There is, however, the danger of introducing optical artifacts:

• Dust grains on the cover slip or on the optical surfaces start to become more pronounced and may give the impression that they are part of the specimen.
• Structures become more pronounced than they actually are.
• The larger depth of field may result in some structures covering up other structures that are in front of, or behind them.
• The larger depth of field causes structures overlap more and it becomes more difficult in determining the layer in which they are located.
• Last but not least, the maximum possible resolution of the objective is not used.

The numbers written on an objective designate different optical characteristics and standards.

What do the numbers and abbreviations on an objective mean?

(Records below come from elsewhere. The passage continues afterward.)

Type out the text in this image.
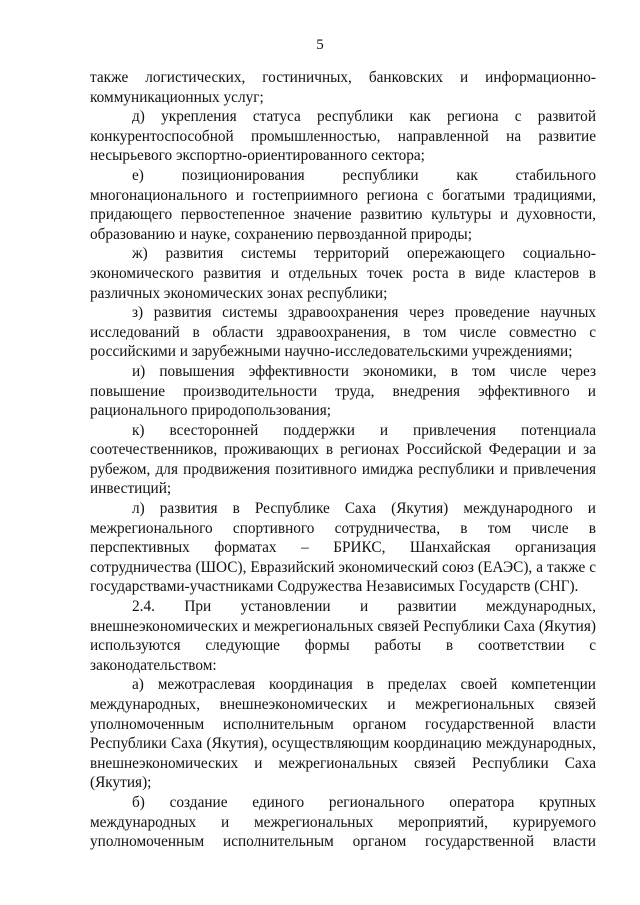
5

также логистических, гостиничных, банковских и информационно-коммуникационных услуг;

д) укрепления статуса республики как региона с развитой конкурентоспособной промышленностью, направленной на развитие несырьевого экспортно-ориентированного сектора;

е) позиционирования республики как стабильного многонационального и гостеприимного региона с богатыми традициями, придающего первостепенное значение развитию культуры и духовности, образованию и науке, сохранению первозданной природы;

ж) развития системы территорий опережающего социально-экономического развития и отдельных точек роста в виде кластеров в различных экономических зонах республики;

з) развития системы здравоохранения через проведение научных исследований в области здравоохранения, в том числе совместно с российскими и зарубежными научно-исследовательскими учреждениями;

и) повышения эффективности экономики, в том числе через повышение производительности труда, внедрения эффективного и рационального природопользования;

к) всесторонней поддержки и привлечения потенциала соотечественников, проживающих в регионах Российской Федерации и за рубежом, для продвижения позитивного имиджа республики и привлечения инвестиций;

л) развития в Республике Саха (Якутия) международного и межрегионального спортивного сотрудничества, в том числе в перспективных форматах – БРИКС, Шанхайская организация сотрудничества (ШОС), Евразийский экономический союз (ЕАЭС), а также с государствами-участниками Содружества Независимых Государств (СНГ).

2.4. При установлении и развитии международных, внешнеэкономических и межрегиональных связей Республики Саха (Якутия) используются следующие формы работы в соответствии с законодательством:

а) межотраслевая координация в пределах своей компетенции международных, внешнеэкономических и межрегиональных связей уполномоченным исполнительным органом государственной власти Республики Саха (Якутия), осуществляющим координацию международных, внешнеэкономических и межрегиональных связей Республики Саха (Якутия);

б) создание единого регионального оператора крупных международных и межрегиональных мероприятий, курируемого уполномоченным исполнительным органом государственной власти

Especially when buying used microscopes from research laboratories or hospitals a basic knowledge of the text written on the optics can become handy. You don’t want to buy things that you don’t need.

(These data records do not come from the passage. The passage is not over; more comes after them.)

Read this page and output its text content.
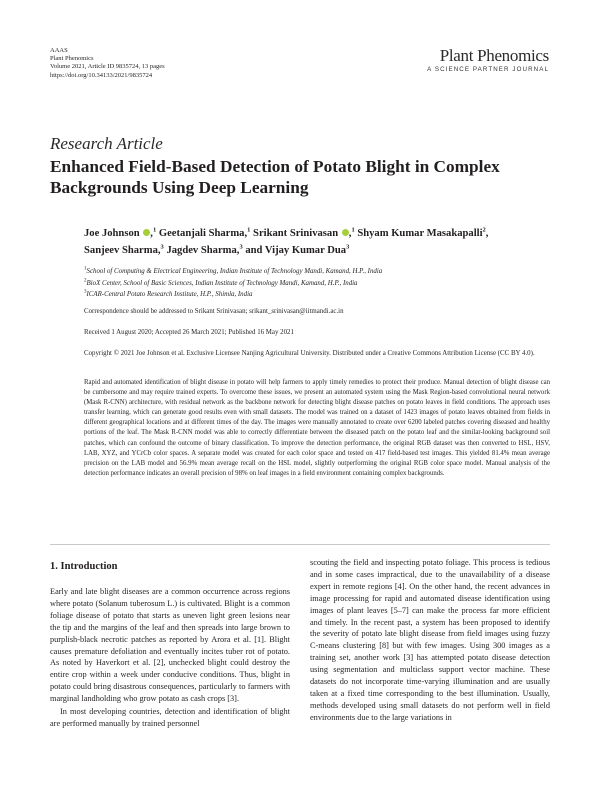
AAAS
Plant Phenomics
Volume 2021, Article ID 9835724, 13 pages
https://doi.org/10.34133/2021/9835724
Plant Phenomics
A SCIENCE PARTNER JOURNAL
Research Article
Enhanced Field-Based Detection of Potato Blight in Complex Backgrounds Using Deep Learning
Joe Johnson ,$^1$ Geetanjali Sharma,$^1$ Srikant Srinivasan ,$^1$ Shyam Kumar Masakapalli$^2$,
Sanjeev Sharma,$^3$ Jagdev Sharma,$^3$ and Vijay Kumar Dua$^3$
$^1$School of Computing & Electrical Engineering, Indian Institute of Technology Mandi, Kamand, H.P., India
$^2$BioX Center, School of Basic Sciences, Indian Institute of Technology Mandi, Kamand, H.P., India
$^3$ICAR-Central Potato Research Institute, H.P., Shimla, India
Correspondence should be addressed to Srikant Srinivasan; srikant_srinivasan@iitmandi.ac.in
Received 1 August 2020; Accepted 26 March 2021; Published 16 May 2021
Copyright © 2021 Joe Johnson et al. Exclusive Licensee Nanjing Agricultural University. Distributed under a Creative Commons Attribution License (CC BY 4.0).
Rapid and automated identification of blight disease in potato will help farmers to apply timely remedies to protect their produce. Manual detection of blight disease can be cumbersome and may require trained experts. To overcome these issues, we present an automated system using the Mask Region-based convolutional neural network (Mask R-CNN) architecture, with residual network as the backbone network for detecting blight disease patches on potato leaves in field conditions. The approach uses transfer learning, which can generate good results even with small datasets. The model was trained on a dataset of 1423 images of potato leaves obtained from fields in different geographical locations and at different times of the day. The images were manually annotated to create over 6200 labeled patches covering diseased and healthy portions of the leaf. The Mask R-CNN model was able to correctly differentiate between the diseased patch on the potato leaf and the similar-looking background soil patches, which can confound the outcome of binary classification. To improve the detection performance, the original RGB dataset was then converted to HSL, HSV, LAB, XYZ, and YCrCb color spaces. A separate model was created for each color space and tested on 417 field-based test images. This yielded 81.4% mean average precision on the LAB model and 56.9% mean average recall on the HSL model, slightly outperforming the original RGB color space model. Manual analysis of the detection performance indicates an overall precision of 98% on leaf images in a field environment containing complex backgrounds.
1. Introduction

Early and late blight diseases are a common occurrence across regions where potato (Solanum tuberosum L.) is cultivated. Blight is a common foliage disease of potato that starts as uneven light green lesions near the tip and the margins of the leaf and then spreads into large brown to purplish-black necrotic patches as reported by Arora et al. [1]. Blight causes premature defoliation and eventually incites tuber rot of potato. As noted by Haverkort et al. [2], unchecked blight could destroy the entire crop within a week under conducive conditions. Thus, blight in potato could bring disastrous consequences, particularly to farmers with marginal landholding who grow potato as cash crops [3].

In most developing countries, detection and identification of blight are performed manually by trained personnel

scouting the field and inspecting potato foliage. This process is tedious and in some cases impractical, due to the unavailability of a disease expert in remote regions [4]. On the other hand, the recent advances in image processing for rapid and automated disease identification using images of plant leaves [5–7] can make the process far more efficient and timely. In the recent past, a system has been proposed to identify the severity of potato late blight disease from field images using fuzzy C-means clustering [8] but with few images. Using 300 images as a training set, another work [3] has attempted potato disease detection using segmentation and multiclass support vector machine. These datasets do not incorporate time-varying illumination and are usually taken at a fixed time corresponding to the best illumination. Usually, methods developed using small datasets do not perform well in field environments due to the large variations in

• A or ACHRO (depending on brand): This signifies that the objective is an achromat. This means that chromatic abberration was corrected for 2 colors (in contrast to the expensive APOchromatic lenses). Achromatic lenses are those most commonly found in education, they are the cheapest.
• PLAN: These objectives produce an image which is in focus from edge to edge. They are used for photographic work and are more expensive.

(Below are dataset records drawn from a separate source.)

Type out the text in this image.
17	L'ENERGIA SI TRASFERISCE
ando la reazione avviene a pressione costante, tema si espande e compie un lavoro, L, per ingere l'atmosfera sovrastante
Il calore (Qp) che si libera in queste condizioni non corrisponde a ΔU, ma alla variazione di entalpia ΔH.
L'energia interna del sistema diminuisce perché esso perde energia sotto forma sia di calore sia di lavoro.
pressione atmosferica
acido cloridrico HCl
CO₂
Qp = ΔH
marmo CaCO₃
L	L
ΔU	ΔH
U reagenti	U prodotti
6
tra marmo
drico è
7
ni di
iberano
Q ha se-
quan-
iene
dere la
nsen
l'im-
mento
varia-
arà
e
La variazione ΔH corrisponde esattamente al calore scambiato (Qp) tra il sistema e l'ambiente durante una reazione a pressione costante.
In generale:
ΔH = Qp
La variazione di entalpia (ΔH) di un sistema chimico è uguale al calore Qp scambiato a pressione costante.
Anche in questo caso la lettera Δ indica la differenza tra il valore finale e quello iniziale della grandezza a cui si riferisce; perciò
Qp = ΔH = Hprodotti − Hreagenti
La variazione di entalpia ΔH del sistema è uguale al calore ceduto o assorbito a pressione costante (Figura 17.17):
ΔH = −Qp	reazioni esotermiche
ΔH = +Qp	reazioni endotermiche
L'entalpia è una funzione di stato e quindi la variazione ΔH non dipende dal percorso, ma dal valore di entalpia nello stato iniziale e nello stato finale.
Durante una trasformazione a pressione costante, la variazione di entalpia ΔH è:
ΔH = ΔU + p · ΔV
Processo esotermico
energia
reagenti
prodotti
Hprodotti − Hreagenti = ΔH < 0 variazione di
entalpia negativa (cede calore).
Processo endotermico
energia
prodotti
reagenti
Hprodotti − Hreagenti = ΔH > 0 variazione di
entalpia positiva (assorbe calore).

• PLANAPO: This refers to a planapochromatic objective. It produces a flat image (in focus from edge to edge) and it is has a chromatic abberration correction for 4 colors. Expensive and not needed for educational work.
• PLANFL: A Planfluorite objective. A bit less expensive than the planapochromats but also not as fully corrected.
• 160: This represents the standard tube length of 160mm. Objectives with this standard are interchangeable between manufacturers.
• 0.17: This represents the thickness of the cover slip to be used in mm. Coverslips with a deviating thickness will result is an image of lower resolution.
• 4, 10, 20, 40, 100: This represents the magnification of the objective. The total magnification is calculated by multiplying the magnification of the objective with the magnification of the ocular (eye piece), which is usually 10x. The magnification is also indicated by the ring colors:
  • red: 4x or 5x
  • yellow: 10x
  • green: 20x
  • blue: 40x, 50x or 60x
  • white: 100x
• OIL: This designates an oil immersion objectives. Do not immerse non-oil objectives into immersion oil!
• WI: Water Immersion. Here water is used instead of oil.
• 0.65 (etc): This is the numerical aperture. This value indicates the angle to which an objective is able to receive light. This value also determines the resolution of the system. For maximum resolution, the iris diaphragm should be set to a value equal or larger than the numerical aperture of the objective in use.
• NCG or NC: These abbreviations stand for “No cover glass”. These objectives are designed to be used without a cover glass. They are useful in the medical area where blood smears etc. are observed.
• LWD or ULWD: These abbreviations stand for “long working distance” or “ultra-long working distance”. These objectives are able to work with a large specimen-objective distance and are used for specific applications.
• P, POL or SF: These objectives are designed to be used for polarization microscopy. The objectives are strain-free (SF) and will therefore not modify the polarization of the light. They are not necessary for simple polarization microscopy conducted in classrooms.
• PL or NH: These are designation of objectives used for phase contrast microscopy. A PL (positive low) objective produces an image of a specimen which is darker than the background, a NH (negative high) objective produces an image which is brighter than the background.
• NIC or DIC: Nomarski Interference Contrast or Differential Interference Contrast objectives produce an image of a specimen which appears to be slightly 3 dimensional. If you use a filter to achieve oblique illumination, then the result will look similar.